Une démarche décidée résonna au fond du couloir. Appliquant une leçon apprise sur le bout des doigts, les courtisans se rangèrent sur une allée imaginaire, selon un ordre précis. Chevaliers et barons venaient après les vicomtes, comtes et marquis, eux-même précédés par les ducs, ministres, princes et ambassadeurs. Les hommes devant, les femmes derrière et les domestiques dans les coins les plus sombres de la pièce, personne ne transgressait.

Seul l'infirme, qui ne bougea pas, perturbait ce patron de lignes rigoureuses par son fauteuil en travers. Son propriétaire restait droit contre son dossier, tandis que les pas approchaient. La salle se prosterna. Le Pourvoyeur, ployé à côté du baladin, le dévisagea sans trop savoir quoi penser de son attitude. Il en allait de même pour d'autres spectateurs, qui guignaient l'individu difforme osant se dispenser de révérence. Il afficha un grand sourire qui exhibait ses dents pointues et indisciplinées. Voler la vedette au roi, quel honneur !

Gérald Der Ragascorn était entré. Les têtes revinrent à sa personne. On le contemplait d'un regard prude à moitié baissé, conforme à la bienséance. Lénius, lui, le fixait. Ses petits yeux immobiles à la détermination mue par la haine, malgré l'inquiétude qui en réalité commençait à monter en lui, attirèrent immédiatement ceux du dirigeant, larges, bleu foncé, impressionnants. Ils perçaient tout avec éminence et sévérité. En l'occurrence, ils reflétaient ce que l'effronté en chariote tremblait intérieurement de ne pourvoir nommer fascination ou colère à son encontre. D'un geste de la main droite, le roi autorisa ses sujets à se relever. Sans attention pour eux néanmoins. Il restait rivé sur l'invalide qui le lui rendait bien, mais devait s'avouer qu'il feignait de ne pas se laisser troubler, pour la première fois depuis longtemps.

Immobile, l'on ne pouvait pas voir que ses membres s'étaient raidis d'anxiété et de colère. Son cœur battait fort quoiqu'il s'efforçait de n'en rien montrer. Der Ragascorn l'examinait. Il capta une expression de froide curiosité étirant sa bouche grave et ne put se raccrocher par l'oreille à une ambiance rassurante : seuls d'infimes murmures oppressants parcouraient la salle.
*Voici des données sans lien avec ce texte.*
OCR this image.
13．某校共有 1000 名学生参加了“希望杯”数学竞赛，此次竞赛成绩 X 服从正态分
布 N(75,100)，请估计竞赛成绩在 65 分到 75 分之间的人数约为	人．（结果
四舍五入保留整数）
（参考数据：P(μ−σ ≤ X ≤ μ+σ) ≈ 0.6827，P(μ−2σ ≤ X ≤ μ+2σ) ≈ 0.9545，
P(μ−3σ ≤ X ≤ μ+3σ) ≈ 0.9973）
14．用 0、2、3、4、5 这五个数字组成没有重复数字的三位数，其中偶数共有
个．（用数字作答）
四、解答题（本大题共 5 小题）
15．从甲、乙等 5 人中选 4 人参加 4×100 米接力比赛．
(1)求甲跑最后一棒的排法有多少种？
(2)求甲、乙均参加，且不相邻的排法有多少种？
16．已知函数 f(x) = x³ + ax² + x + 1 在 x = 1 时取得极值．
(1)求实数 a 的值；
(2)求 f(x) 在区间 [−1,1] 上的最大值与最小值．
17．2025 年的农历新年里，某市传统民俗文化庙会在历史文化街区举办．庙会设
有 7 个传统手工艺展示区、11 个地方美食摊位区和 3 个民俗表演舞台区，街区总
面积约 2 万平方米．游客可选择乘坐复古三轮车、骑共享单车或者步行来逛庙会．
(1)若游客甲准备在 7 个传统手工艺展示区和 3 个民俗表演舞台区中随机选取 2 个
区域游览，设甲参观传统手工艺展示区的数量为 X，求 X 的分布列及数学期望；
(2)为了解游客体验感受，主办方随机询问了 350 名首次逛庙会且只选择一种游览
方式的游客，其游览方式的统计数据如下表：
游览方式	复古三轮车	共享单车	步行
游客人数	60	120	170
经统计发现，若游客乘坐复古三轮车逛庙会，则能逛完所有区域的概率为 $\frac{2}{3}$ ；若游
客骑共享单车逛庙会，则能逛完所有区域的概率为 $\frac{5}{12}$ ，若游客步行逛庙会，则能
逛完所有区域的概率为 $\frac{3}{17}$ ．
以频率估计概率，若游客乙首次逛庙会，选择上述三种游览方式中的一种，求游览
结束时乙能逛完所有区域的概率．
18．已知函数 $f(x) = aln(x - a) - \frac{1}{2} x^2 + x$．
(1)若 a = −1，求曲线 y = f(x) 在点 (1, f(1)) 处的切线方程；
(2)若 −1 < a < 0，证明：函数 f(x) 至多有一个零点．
Le tableau majestueux qui trônait face à Lénius satisfaisait son impatience. Pourtant, il ne s'était pas attendu à s'en trouver inquiet à ce point. Il avait déjà pu voir de loin la carrure de l'homme d'État. En ce jour, avec une telle proximité, elle imposait encore plus de respect. Ce grand corps appuyé sur une canne d'apparat partageait le charme et la force antique de son visage aux traits sculpturaux, vigoureux quoique striés de rides. Il était poudré mais sans excès, ce qui laissait deviner son teint naturellement très clair. Sa blancheur ressortait par contraste avec une longue perruque frisée, assortie à d'épaisses moustaches aussi brunes et fournies qu'un tronc solide, lesquelles rejoignaient des favoris qui encadraient ses joues carrées. Le souverain dégageait une fière et sombre autorité.

Après que le curieux puzzle de chair et d'os se fut enfin senti délivré de ses yeux pesants, il les vit se poser sur le Pourvoyeur qui s'empressa d'effectuer une deuxième révérence, puis commença :

— Sire ! Daignez recevoir le saltimbanque Lénius.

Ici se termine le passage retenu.